The 22-year-old budding superstar seemed to be soaking in every moment, advice, and lessons he could during his first experience as an NHL All-Star in Las Vegas this weekend.

“It was a lot of fun. Just being around the guys and getting to experience this for the first time was pretty cool. I just tried to have fun and not stress about it too much,” Suzuki said after he and his Atlantic Division teammates fell 8-5 to the Central Division in the semifinal of the 3-on-3 tournament that the Metro Division eventually won. “Vegas did a great job of hosting us. All the events and things behind the scenes have been great. It’s been really smooth, and they’ve really set us up for success here.”

Suzuki finished the game with one shot, no points, and was a minus 1 in 6:06 TOI. In Friday’s NHL Skills competition, Suzuki scored a goal on Pittsburgh Penguins goalie Tristan Jarry in the Saves Streak contest. The Montreal Canadiens forward then took part in the inaugural Fountain Faceoff at the famed Bellagio Waterfalls and almost made it to the final. His 22.155 timing fell just short though as Zach Werenski and Roman Josi advanced to the final, with Werenski winning at 25.634.

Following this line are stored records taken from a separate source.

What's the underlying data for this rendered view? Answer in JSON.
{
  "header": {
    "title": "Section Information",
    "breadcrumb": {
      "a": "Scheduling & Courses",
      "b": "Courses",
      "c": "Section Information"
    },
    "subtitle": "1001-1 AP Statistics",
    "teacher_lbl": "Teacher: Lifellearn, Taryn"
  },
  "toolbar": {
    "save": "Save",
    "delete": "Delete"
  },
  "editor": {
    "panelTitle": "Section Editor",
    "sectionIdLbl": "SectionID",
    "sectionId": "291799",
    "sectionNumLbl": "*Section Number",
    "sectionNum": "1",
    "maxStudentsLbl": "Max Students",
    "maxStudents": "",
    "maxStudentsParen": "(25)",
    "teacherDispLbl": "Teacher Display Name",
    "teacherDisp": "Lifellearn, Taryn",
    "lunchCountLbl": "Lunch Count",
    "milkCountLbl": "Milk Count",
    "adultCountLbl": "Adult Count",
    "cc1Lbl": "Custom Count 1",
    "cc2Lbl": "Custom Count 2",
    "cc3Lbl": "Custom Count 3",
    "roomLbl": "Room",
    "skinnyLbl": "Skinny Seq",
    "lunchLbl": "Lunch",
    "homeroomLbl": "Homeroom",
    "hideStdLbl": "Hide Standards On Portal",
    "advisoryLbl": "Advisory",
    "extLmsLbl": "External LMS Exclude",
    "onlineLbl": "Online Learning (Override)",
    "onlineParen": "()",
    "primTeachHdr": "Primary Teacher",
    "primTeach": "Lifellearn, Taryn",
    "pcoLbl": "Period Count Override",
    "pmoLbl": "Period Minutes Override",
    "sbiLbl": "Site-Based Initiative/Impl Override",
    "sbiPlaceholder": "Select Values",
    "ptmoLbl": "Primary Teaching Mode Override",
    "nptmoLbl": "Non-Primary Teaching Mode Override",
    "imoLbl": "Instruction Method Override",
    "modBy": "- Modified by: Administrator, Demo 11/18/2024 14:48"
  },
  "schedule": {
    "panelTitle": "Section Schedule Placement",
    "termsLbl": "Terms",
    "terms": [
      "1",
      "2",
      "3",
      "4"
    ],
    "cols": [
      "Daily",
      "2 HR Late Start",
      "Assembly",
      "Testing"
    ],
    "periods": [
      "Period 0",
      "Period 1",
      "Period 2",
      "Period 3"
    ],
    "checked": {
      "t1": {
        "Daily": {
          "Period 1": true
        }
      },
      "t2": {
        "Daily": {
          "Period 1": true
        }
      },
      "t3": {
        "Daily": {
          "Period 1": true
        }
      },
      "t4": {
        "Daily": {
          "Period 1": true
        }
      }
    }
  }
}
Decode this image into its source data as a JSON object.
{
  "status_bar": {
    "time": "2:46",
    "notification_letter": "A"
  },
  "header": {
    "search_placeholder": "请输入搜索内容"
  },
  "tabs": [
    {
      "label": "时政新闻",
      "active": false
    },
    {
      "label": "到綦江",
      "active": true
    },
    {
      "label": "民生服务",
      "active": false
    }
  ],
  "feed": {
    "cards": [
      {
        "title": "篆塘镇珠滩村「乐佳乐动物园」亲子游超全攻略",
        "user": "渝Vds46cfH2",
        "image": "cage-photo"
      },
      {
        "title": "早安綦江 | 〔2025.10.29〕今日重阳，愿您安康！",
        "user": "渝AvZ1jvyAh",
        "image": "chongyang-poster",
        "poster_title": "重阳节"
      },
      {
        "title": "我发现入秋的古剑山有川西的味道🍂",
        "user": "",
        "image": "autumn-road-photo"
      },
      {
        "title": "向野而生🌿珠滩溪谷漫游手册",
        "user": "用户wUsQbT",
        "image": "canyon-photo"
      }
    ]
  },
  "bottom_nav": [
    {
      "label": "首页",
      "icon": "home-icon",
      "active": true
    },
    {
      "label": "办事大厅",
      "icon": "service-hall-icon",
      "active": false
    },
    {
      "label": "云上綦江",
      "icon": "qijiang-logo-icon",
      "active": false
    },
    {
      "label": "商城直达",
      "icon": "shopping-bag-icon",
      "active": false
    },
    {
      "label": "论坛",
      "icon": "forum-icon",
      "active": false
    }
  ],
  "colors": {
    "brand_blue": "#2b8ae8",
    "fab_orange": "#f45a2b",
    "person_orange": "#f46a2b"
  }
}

Suzuki, a 2017 first round pick (13th overall) for the Vegas Golden Knights, was playing in the arena that would’ve been his home barn if he hadn’t been traded – along with Tomas Tatar and a 2019 second round draft pick – by the Knights to the Montreal Canadiens back on September 10, 2018. It was clear throughout the weekend though where Suzuki’s most valuable learning experience was coming from and it wasn’t competing in a skills event or the NHL All-Star game.

A week before Suzuki and the Montreal Canadiens public relations and business staff took off for Vegas, the Habs center was asked about the potential of Boston Bruins captain signing with the Habs as an unrestricted free agent next summer. Bergeron’s former agent Kent Hughes is the new Montreal general manager and Suzuki joked that he may get a head start on the recruiting process with Bergeron in Vegas.

“I don’t know, we’ll see what happens,” the lone all-star for the Montreal Canadiens replied. “He’s been a Bruin for his whole career so. …I don’t know what the chances are that we get him but obviously, it would be cool to play with him. We’re on the same team for the all-star game so maybe I’ll chat with him there.”

Obviously, Suzuki wasn’t going to risk any potential of tampering but the camera caught him frequently chatting it up with his boyhood idol.



Regardless of whether or not Suzuki and Hughes can eventually lure the future hall of famer, that many are already comparing Suzuki to, it was clear this was another experience that will help mold Suzuki into the star he’s already becoming.